Engineering simulation is free from this constraint – because in silico experiments are free from regulatory approval, for the very good reason that nobody minds much if a design fails in a computer simulation. You can’t do any real harm. Voxdale embraces “failing fast” as a core part of a philosophy of innovation.

“Simulation allows us to come up with quick results and fail fast. It’s probably the core of what we do at Voxdale,” said Dieryckx. “We truly believe we’re building fantastic hardware. It means failing fast and getting quick results. I think we learned a little bit from the people in software development, in hardware development. If you can do it in an in-silico environment, instead of doing it in a physical environment, it has a huge amount of added value.”

Simple, approximate and real

So how much value does simulation deliver to medical device innovators? I asked Tim Dieryckxexactly what benefit Simcenter provides.

“Simcenter gives us the tools that we need to come as close as possible to reality, but also to make things simple, approximate and real,” said Dieryckx. “It also provides continuity: we need evidence and the more evidence we have the better. Simcenter helps us get connected, and integrated and do a lot of exploration. We really like what we can do with Siemens in this aspect of making our devices better.

“You often need to optimize your product before you spend too much time and money in the lab,” continued Dieryckx.  “You also need to make sure that your device is idiot-proof. And that’s the challenge where you need fluid dynamics, where you need thermal analysis, where you need electronics, robotics, and that’s our skill field. We’re now working on a lot of microfluidics, lab-on-a-chip, and organ-on-chip projects. I have to say, yeah, I think that simulation technology is also being challenged in that perspective. We see we are hitting boundaries. And I think the support we get from Siemens is in that perspective, in overcoming those obstacles, is amazing.”

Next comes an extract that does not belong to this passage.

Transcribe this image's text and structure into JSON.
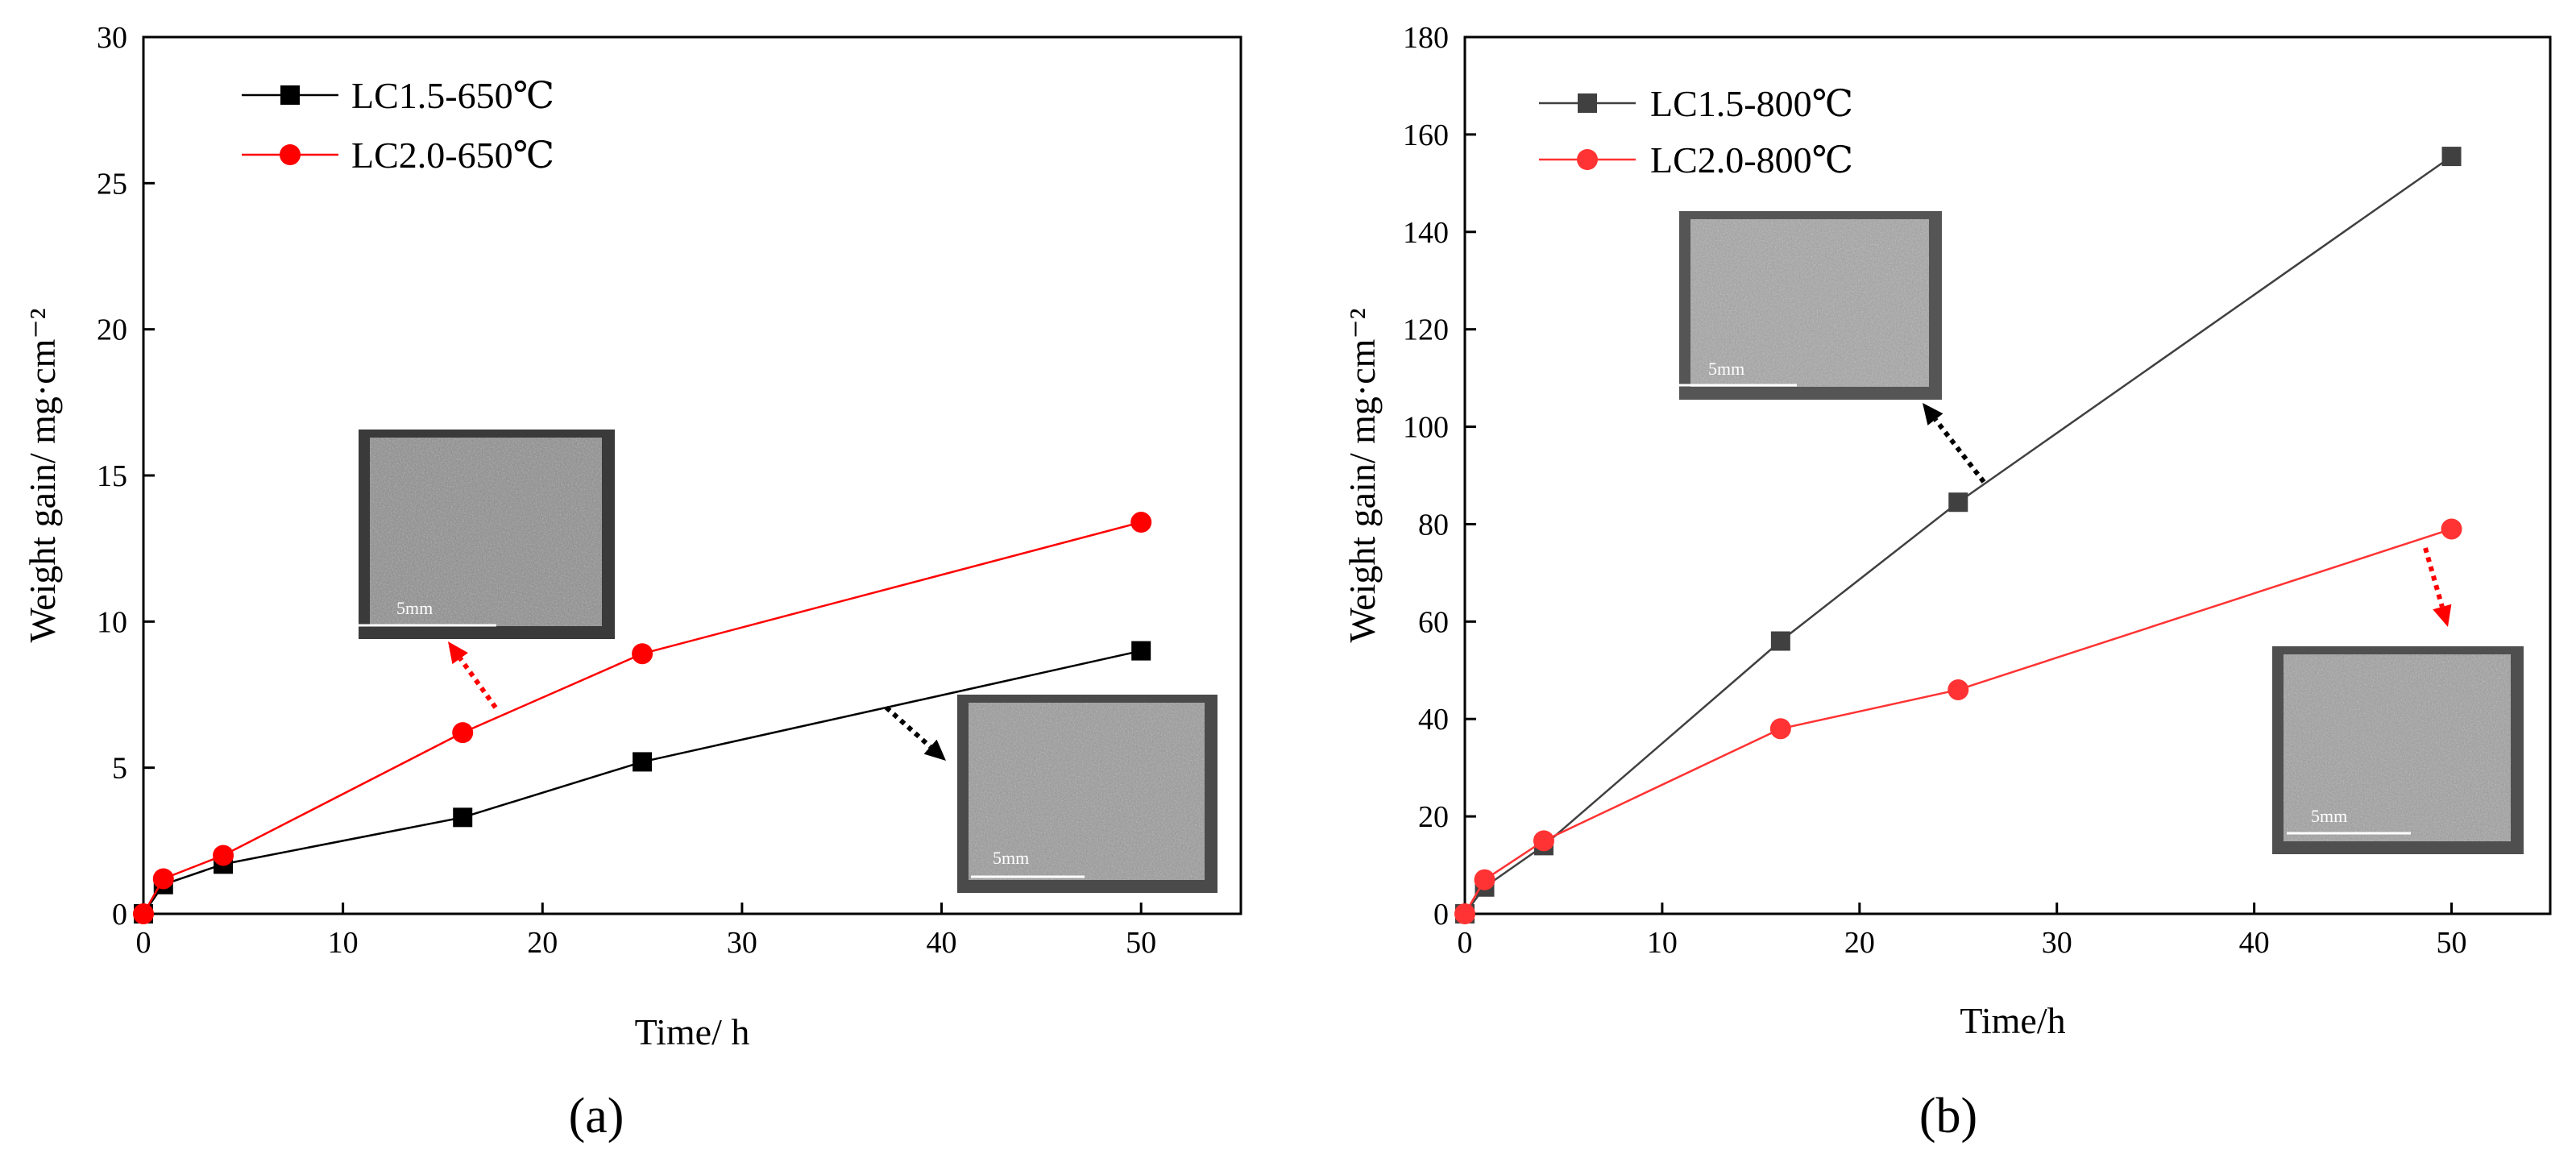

I asked Tim for some examples of projects that best demonstrated the benefits of in silico medical device development. As you might expect, he told me that many of the most impressive projects were commercially confidential.

He did tell me about a new automated vaccination device that will help reduce the amount of vaccine required in the next pandemic and reduce the reliance on medical professionals to administer it.

“Using Simcenter we were able to get from the concept to producing the first molds in just four months – which is unheard of,” explained Dieryckx. “It took a lot of simulation but we managed it.”

He also told me about a new device that automatically analyzes urine samples, detecting medical conditions as diverse as cancer and sexually transmitted diseases.

“If we hadn’t been able to leverage the technology of simulation engineering, we would have been much more conservative,” he said when describing the device. “We’d have gone for solutions that we were completely sure would work. And I’m quite sure that it would have hampered us a lot in the market because our cost of goods would be too high.”